Every now and then, it’s good to reorient your perspective. At any given more established or mainstream festival stocked with your usual indie mainstays, No Age wouldn’t come across as too out there or jarring, but between BottleRock’s semi-bucolic surroundings, laidback tone and pace, and generally more rustic or easygoing lineup (the band was playing right before Smash Mouth), the punk duo sounded catastrophic in the best way. Gunshot snares and big slabs of distortion clattered around under a stage banner bearing the name of a local winery. The faithful stood in a small bunch up against the stage throughout an hour set split pretty evenly between newer material from last year’s An Object and No Age’s older material. The rest of the crowd, meanwhile, hung out in lawnchairs or on blankets, casually day-drinking and seeming to not quite know what to make of the band. Their status as an oddity wasn’t lost on No Age. “We were going to play our Spin Doctors cover,” Dean Spunt, the band’s drummer/vocalist, joked in reference to BottleRock’s preponderance of ’90s acts. “But I think we’ll omit that from our set. Seems inappropriate actually.”
After spending an afternoon drifting between ’90s relics like Third Eye Blind and Smash Mouth, I found myself at a slightly more vital relic: Weezer. In a sense, Weezer is not so different from these other stragglers, aside from the fact that they have two albums that are still critically beloved, and that they’re still big enough to play arenas. But there’s also no getting around the fact that the premise of a Weezer set isn’t all that different from a Third Eye Blind set: we’re here for the hits, for better or for worse. To that end, Weezer came out swinging, with “My Name Is Jonas” (during which the PA wasn’t working, but the fervent crowd helped out with the “Workers are going home” refrain) and “Hash Pipe.” Less desirable hits like “Beverly Hills” and “Pork And Beans” were sprinkled amongst less recognizable work that didn’t garner the same enthusiasm from the crowd. While the band certainly seemed to be enjoying themselves the whole time, the set never quite climbed back to the giddy highs where it had started. After they covered Blur’s “Song 2″ — with Rivers Cuomo ceding singing duties to bassist Scott Shriner while he manned the drumset instead — Weezer took a brief encore break before finishing with versions of “Undone — The Sweater Song” and “Buddy Holly” that felt a little bit more obligatory than they deserved. (Sidenote: wondering if Weezer intended the irony of covering the one major American hit from Blur, which the British band had intended as a piss-take at American alt-rock bands not dissimilar from Weezer themselves.)
And then there was OutKast. The crowd ballooned on Saturday compared to Friday, which can be partially attributed to San Francisco natives buying a one day ticket for something to do on the weekend, but it also felt like all roads lead to OutKast last night, who were playing their only Northern California date of their reunion. They didn’t disappoint. Their set probably had the most production and showmanship we’ll see at BottleRock. Andre and Big Boi started the show within a giant mesh cube, Big Boi seated and with his feet up on a table, a greyscale American flag projection on the walls behind them. Sticking to a setlist they’ve now utilized at festivals big and small elsewhere around the country, OutKast have a “take no prisoners” approach early on, opening with “B.O.B.” before “Gasoline Dreams,” and then dropping both “Rosa Parks” and “Ms. Jackson,” all before the end of their show’s first section.
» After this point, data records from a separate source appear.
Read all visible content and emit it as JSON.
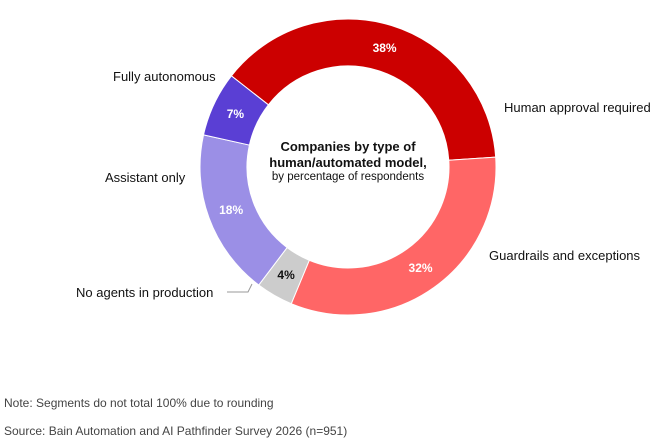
{
  "chart_data": {
    "type": "pie",
    "title_line1": "Companies by type of",
    "title_line2": "human/automated model,",
    "subtitle": "by percentage of respondents",
    "categories": [
      "Human approval required",
      "Guardrails and exceptions",
      "No agents in production",
      "Assistant only",
      "Fully autonomous"
    ],
    "values": [
      38,
      32,
      4,
      18,
      7
    ],
    "value_labels": [
      "38%",
      "32%",
      "4%",
      "18%",
      "7%"
    ],
    "colors": [
      "#cc0000",
      "#ff6666",
      "#cccccc",
      "#9b8fe6",
      "#5a3fd4"
    ],
    "value_label_colors": [
      "#ffffff",
      "#ffffff",
      "#111111",
      "#ffffff",
      "#ffffff"
    ]
  },
  "notes": {
    "note": "Note: Segments do not total 100% due to rounding",
    "source": "Source: Bain Automation and AI Pathfinder Survey 2026 (n=951)"
  }
}
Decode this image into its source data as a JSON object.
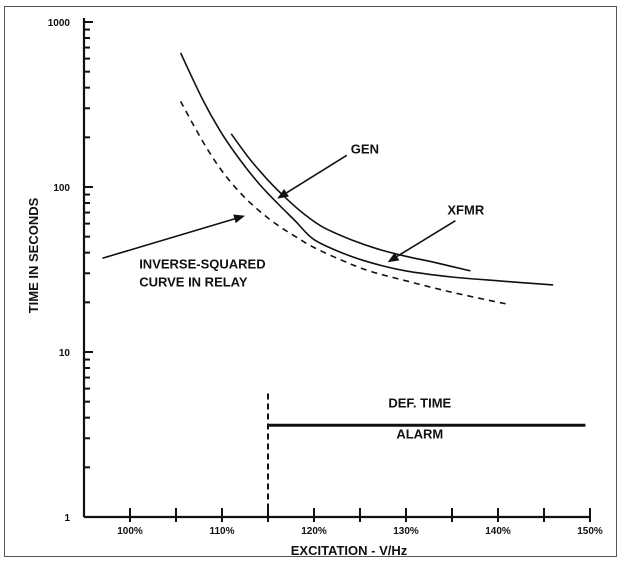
{
  "chart_data": {
    "type": "line",
    "title": "",
    "xlabel": "EXCITATION - V/Hz",
    "ylabel": "TIME IN SECONDS",
    "x_scale": "linear",
    "y_scale": "log",
    "xlim": [
      95,
      150
    ],
    "ylim": [
      1,
      1000
    ],
    "x_ticks": [
      {
        "value": 100,
        "label": "100%"
      },
      {
        "value": 110,
        "label": "110%"
      },
      {
        "value": 120,
        "label": "120%"
      },
      {
        "value": 130,
        "label": "130%"
      },
      {
        "value": 140,
        "label": "140%"
      },
      {
        "value": 150,
        "label": "150%"
      }
    ],
    "x_minor_ticks": [
      105,
      115,
      125,
      135,
      145
    ],
    "y_ticks": [
      {
        "value": 1,
        "label": "1"
      },
      {
        "value": 10,
        "label": "10"
      },
      {
        "value": 100,
        "label": "100"
      },
      {
        "value": 1000,
        "label": "1000"
      }
    ],
    "grid": false,
    "series": [
      {
        "name": "GEN",
        "style": "solid",
        "x": [
          105.5,
          108,
          110,
          112,
          114,
          116,
          118,
          120,
          123,
          126,
          130,
          135,
          140,
          146
        ],
        "y": [
          650,
          330,
          210,
          145,
          105,
          80,
          62,
          48,
          40,
          35,
          31,
          28.5,
          27,
          25.5
        ]
      },
      {
        "name": "XFMR",
        "style": "solid",
        "x": [
          111,
          113,
          115,
          117,
          119,
          121,
          124,
          127,
          130,
          133,
          137
        ],
        "y": [
          210,
          148,
          110,
          85,
          68,
          57,
          48,
          42,
          38,
          35,
          31
        ]
      },
      {
        "name": "INVERSE-SQUARED CURVE IN RELAY",
        "style": "dashed",
        "x": [
          105.5,
          108,
          110,
          112,
          114,
          116,
          118,
          120,
          123,
          126,
          130,
          135,
          141
        ],
        "y": [
          330,
          185,
          125,
          92,
          72,
          59,
          50,
          43,
          36,
          31,
          27,
          23,
          19.5
        ]
      },
      {
        "name": "DEF. TIME ALARM",
        "style": "solid",
        "x": [
          115,
          149.5
        ],
        "y": [
          3.6,
          3.6
        ]
      }
    ],
    "vertical_marker": {
      "x": 115,
      "y_range": [
        1,
        5.6
      ],
      "style": "dashed"
    },
    "annotations": [
      {
        "text": "GEN",
        "x": 124,
        "y": 160,
        "arrow_to": [
          116,
          85
        ]
      },
      {
        "text": "XFMR",
        "x": 134.5,
        "y": 68,
        "arrow_to": [
          128,
          35
        ]
      },
      {
        "text": "INVERSE-SQUARED",
        "x": 101,
        "y": 32
      },
      {
        "text": "CURVE IN RELAY",
        "x": 101,
        "y": 25,
        "arrow_to": [
          112.5,
          67
        ],
        "arrow_from": [
          97,
          37
        ]
      },
      {
        "text": "DEF. TIME",
        "x": 131.5,
        "y": 4.6
      },
      {
        "text": "ALARM",
        "x": 131.5,
        "y": 3.0
      }
    ]
  }
}
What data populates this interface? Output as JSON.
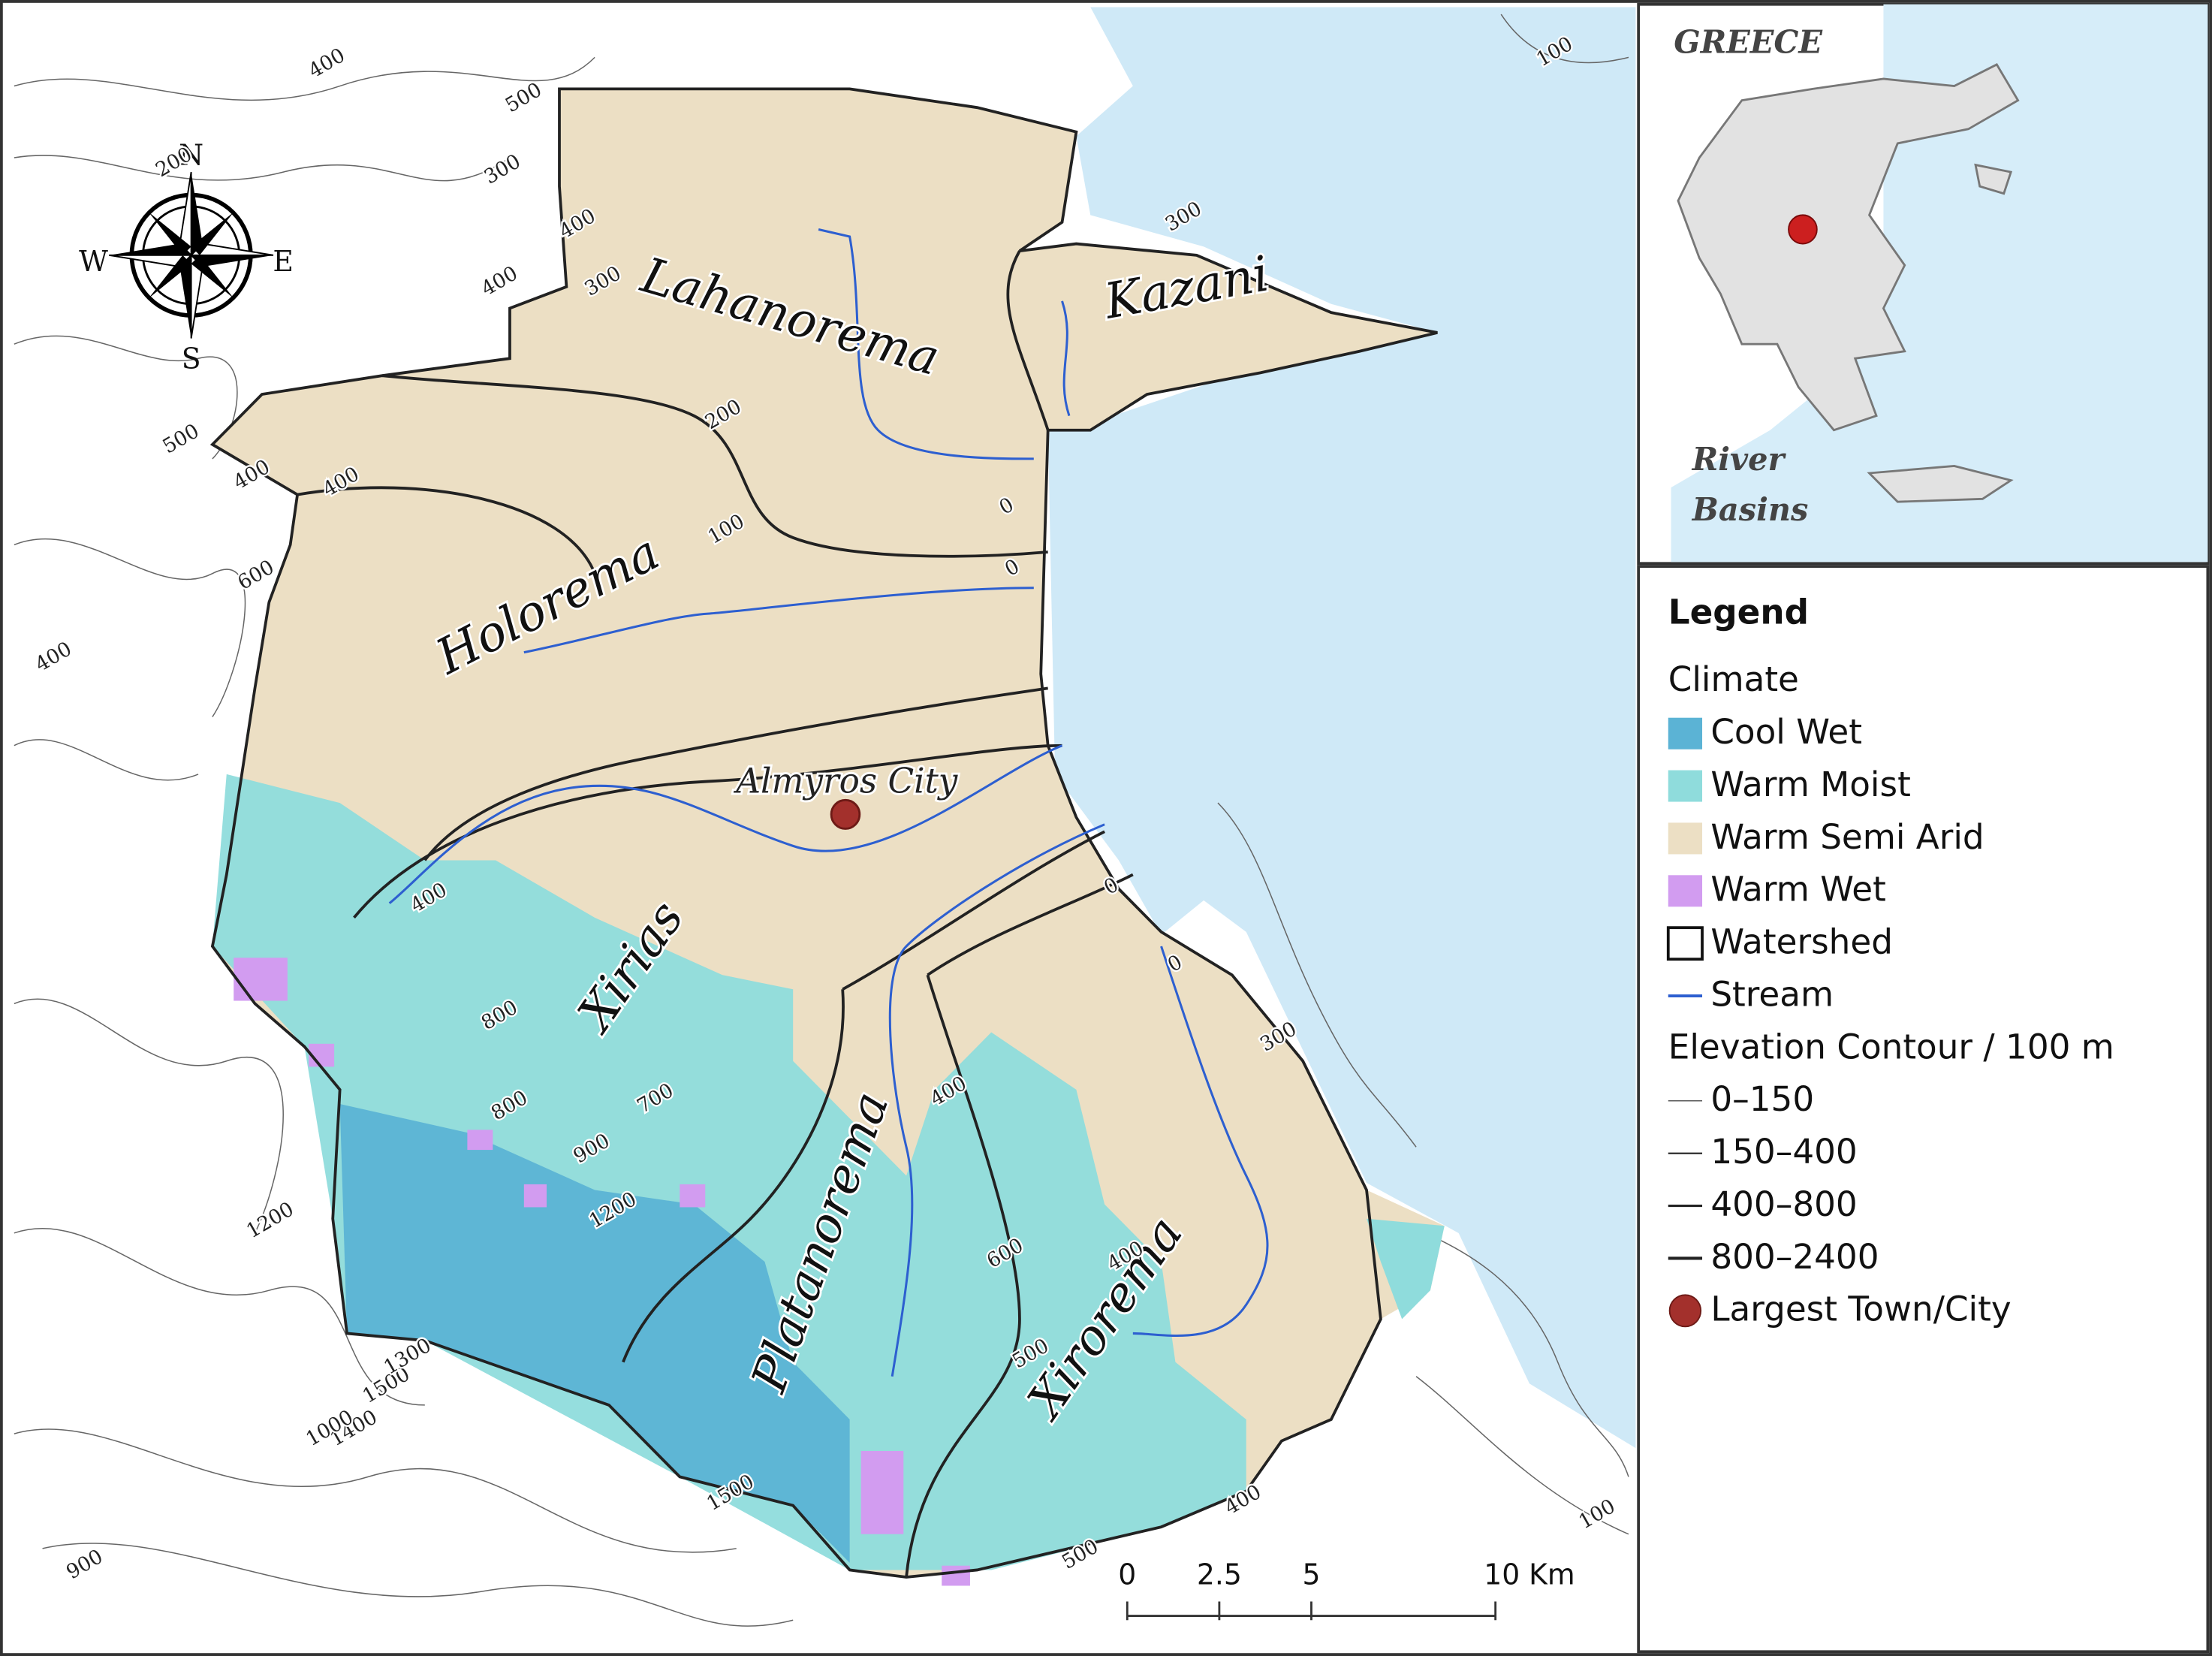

Andre was wearing a silvery white wig and a black jumpsuit emblazoned with white letters reading “I’ve Never Had a F@cebook, Twitt@r, or Inst@gram.” A giant product tag hung from his waist reading “For Sale $” on one side and “SOLD OUT” on the other. It was hard not to interpret that as a self-aware commentary on the duo’s long-awaited reunion taking the form of a tour comprised only of festival-headlining sets that must be making them a fortune.
I remember reading some for-whatever-reason mixed opinions of OutKast’s first reunited appearance at Coachella. The only complaint I could muster about last night’s set would be that, aside from “Roses” and “So Fresh, So Clean,” the show was somewhat front-loaded with OutKast’s biggest songs, to the point that the audience went so wild so consistently that the calmer moments during some lesser known or older tracks looked more dead than calm. When it comes down to it, that’s a minor issue. There’s still a day left, but OutKast own this weekend. Seeing a field of people lose it to “Hey Ya!” ten years on doesn’t leave any doubt: the best moments of last night were the sort that remind you how overwhelming it is to be a human, and to see other humans doing awesome things.